Table 3: Tensile property and flexural properties for parts at indicated manufacturing process.

Claims

CLAIMS:

What is claimed is:

1. A process, comprising: preparing a blend comprising a polyethylene having a density of at least 0.94 g/cm³ and a polar polymer; and extruding the blend to make a filament.

2. The process of claim 1, further comprising: inserting the filament into an additive manufacturing apparatus having a nozzle; heating the filament; and dispensing a fluid bead of the filament out of the nozzle to manufacture the three- dimensional object.

3. The process of claim 2, wherein the heated build plate has an adhesive applied to a surface of the heated build plate.

4. The process of any preceding claim, wherein the polar polymer is an ethylene vinyl acetate copolymer.

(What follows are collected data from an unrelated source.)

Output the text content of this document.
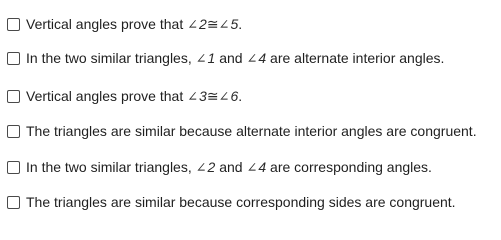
Vertical angles prove that ∠2≅∠5.
In the two similar triangles, ∠1 and ∠4 are alternate interior angles.
Vertical angles prove that ∠3≅∠6.
The triangles are similar because alternate interior angles are congruent.
In the two similar triangles, ∠2 and ∠4 are corresponding angles.
The triangles are similar because corresponding sides are congruent.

5. The process of claim 4, wherein the ethylene vinyl acetate copolymer has a vinyl acetate content from 20 wt% to 30 wt% based on a weight of the ethylene vinyl acetate copolymer.

6. The process of claim 1, wherein the polar polymer is polyethylene grafted with maleic anhydride.

7. The process of any preceding claim, wherein the polyethylene grafted with maleic anhydride comprises from 0.1 wt% to 5 wt% of maleic anhydride based on the weight of the polyethylene grafted with maleic anhydride.

8. The process of any preceding claim, wherein the blend comprises from about 70 wt% to about 99 wt% of the polyethylene and from 1 wt% to 30 wt% of the polar polymer based on a total weight of the polyethylene and the polar polymer.

9. The process of claim 2, wherein the filament has a diameter from about 0.01 mm to about 1 m, and the method further comprises: collecting the filament on a spool.

11. The process of claim 9, wherein the fluid bead of the filament is dispensed out of the nozzle onto a heated build plate.

12. The process of claim 9, wherein the heated build plate has an adhesive applied to a surface of the heated build plate.

13. A filament comprising, a blend of a polyethylene having a density of at least 0.94 g/cm³ and a polar polymer, wherein the filament has a diameter from about 1 mm to about 3 mm.

14. The filament of claim 13, wherein the polar polymer is an ethylene vinyl acetate copolymer.

15. The filament of claim 14, wherein the ethylene vinyl acetate copolymer has a vinyl acetate content from 20 wt% to 30 wt% based on a weight of the ethylene vinyl acetate copolymer.